Factory Futures - The Factory as a Spectacle
Currently, in New Zealand, pipfruit processing factories typically adopt the vernacular farm shed-like typology, which makes the business’s identity invisible to the surrounding community. The architecture presents itself as anonymous facades sprawled across large sites, expressing no association with the surrounding community, the industry, or New Zealand’s pride in the industry. New Zealand prides itself upon its horticultural industry, yet its factory designs fail to evidence this pride through architectural identity. While the designs of modern factory typologies for the New Zealand wine industry are challenging the traditional model of anonymous utilitarian forms – resulting in designs that establish relationships with the site’s broader context and identities that express the industry’s iconic qualities, whereas factory typologies for the New Zealand horticultural industry have not yet undertaken this important step.

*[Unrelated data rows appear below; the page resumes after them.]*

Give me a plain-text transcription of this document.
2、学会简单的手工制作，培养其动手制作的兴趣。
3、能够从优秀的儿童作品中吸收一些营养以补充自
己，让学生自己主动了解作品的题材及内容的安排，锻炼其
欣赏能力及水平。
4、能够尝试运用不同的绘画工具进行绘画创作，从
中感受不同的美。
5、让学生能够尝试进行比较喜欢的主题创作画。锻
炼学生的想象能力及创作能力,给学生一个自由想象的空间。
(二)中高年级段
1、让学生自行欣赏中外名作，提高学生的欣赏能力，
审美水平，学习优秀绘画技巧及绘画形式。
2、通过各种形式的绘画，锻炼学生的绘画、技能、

This thesis asks:How can the architecture of New Zealand’s pipfruit processing industry be reconceived to reflect pride in its identity, while contributing positively to the communities located adjacent to these factories?
How can architecture be engaged as a vehicle for establishing programmatic expression and place identity for New Zealand’s pipfruit industry, and in this way, also help establish ‘Factory Futures’?
This design-led research investigation seeks new and meaningful design principles for factory design relating to pipfruit processing that can help mitigate the negative aspects of anonymity in industrial factory typologies relating to one of New Zealand’s most successful export industries, while enhancing people’s awareness of and pride in New Zealand’s horticultural industries through its factory architecture.